Saskatchewan’s intensive care units continue to be stretched to the breaking point by COVID-19.
During a conversation with Gormley on Friday, Saskatchewan Health Authority CEO Scott Livingstone said the health-care system is facing “a dire situation” due to the virus.
According to Livingstone, more COVID patients have been hospitalized in Saskatchewan in the first three-plus months of 2021 than were admitted to hospitals around the province throughout 2020.
As of Thursday, there were 48 COVID patients in intensive care units around Saskatchewan. That included 34 such patients in Regina.
If ICU cases climb around the province — given that other, non-COVID patients also require intensive care — Livingstone said that would push the system too far.
“If that was to expand to other areas of the province because of the aggressive spread of the variants, certainly we would be in a situation provincewide where we would be struggling with caring for both COVID and non-COVID patients that are in emergency or critical-care situations,” Livingstone said during a conference call Thursday. “There is just no doubt that that would be the case …
“With respect to the ethical framework, if we’re in one of those situations where we have exhausted our ability to expand ICU, both from a staff perspective and providing safe care, we move into that area that I would describe more as a M*A*S*H unit, where patients are being triaged and decisions are being made by clinicians using that framework to appropriately care for the people that are more likely to benefit.”
Livingstone noted surgeons every day are making decisions on what patients can be taken to operating rooms, since most of those people require a stay in ICU after their surgery. As a result, some surgeries are being postponed.

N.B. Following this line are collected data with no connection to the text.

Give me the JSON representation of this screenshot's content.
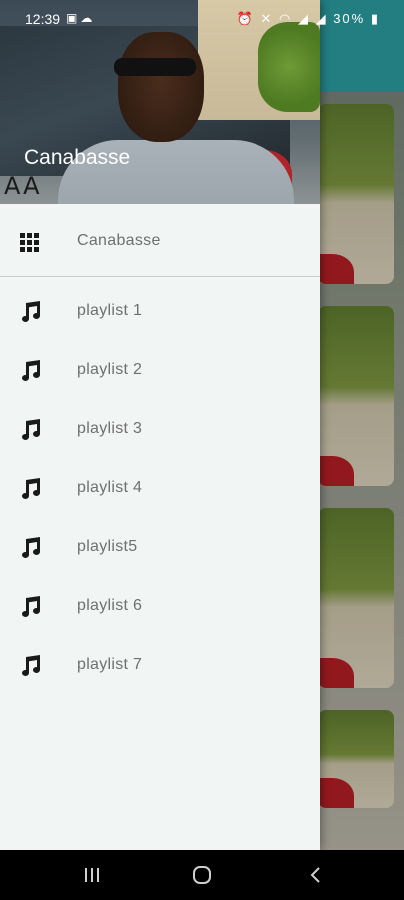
{
  "status_bar": {
    "time": "12:39",
    "left_icons": [
      "image-icon",
      "cloud-icon"
    ],
    "right_icons": [
      "alarm-icon",
      "mute-icon",
      "wifi-icon",
      "signal-icon",
      "signal-icon"
    ],
    "battery": "30%"
  },
  "drawer": {
    "header_title": "Canabasse",
    "plate_text": "AA",
    "home_item": {
      "label": "Canabasse",
      "icon": "grid-icon"
    },
    "items": [
      {
        "label": "playlist 1",
        "icon": "music-note-icon"
      },
      {
        "label": "playlist 2",
        "icon": "music-note-icon"
      },
      {
        "label": "playlist 3",
        "icon": "music-note-icon"
      },
      {
        "label": "playlist 4",
        "icon": "music-note-icon"
      },
      {
        "label": "playlist5",
        "icon": "music-note-icon"
      },
      {
        "label": "playlist 6",
        "icon": "music-note-icon"
      },
      {
        "label": "playlist 7",
        "icon": "music-note-icon"
      }
    ]
  },
  "navigation_bar": {
    "buttons": [
      "recent-apps-icon",
      "home-icon",
      "back-icon"
    ]
  },
  "colors": {
    "drawer_bg": "#f1f5f4",
    "label_text": "#707070",
    "toolbar_teal": "#2a9a9e",
    "nav_bg": "#000000"
  }
}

“We’re actually not able to maintain our usual daily types of surgery in that space because we just don’t have the ICU beds on a daily basis to accommodate that,” Livingstone said.
Saskatchewan already has increased the number of ICU beds available in the province to 117 from 78 and has slowed down some services to accommodate more patients.
As well, some ICU patients are sharing rooms as the SHA looks to expand capacity, while others have been moved to other ICUs around the province if it’s feasible to move them.
The problem, Livingstone said, isn’t beds or equipment. It’s a lack of staff members like respiratory therapists, ICU nurses and ICU doctors who are needed to keep the units operating at peak efficiency.
Livingstone told Gormley he has heard of some nurses working 20 days straight and doctors working around the clock.
“They’re basically doing heroic feats to care for individuals,” Livingstone said.
“We need everyone in this province to understand that in the weeks to come, as we see that light at the end of the tunnel with our vaccination program, it’s not time to loosen up on restrictions. We need the public’s health to support our acute-care system so that we don’t become overwhelmed across the province.”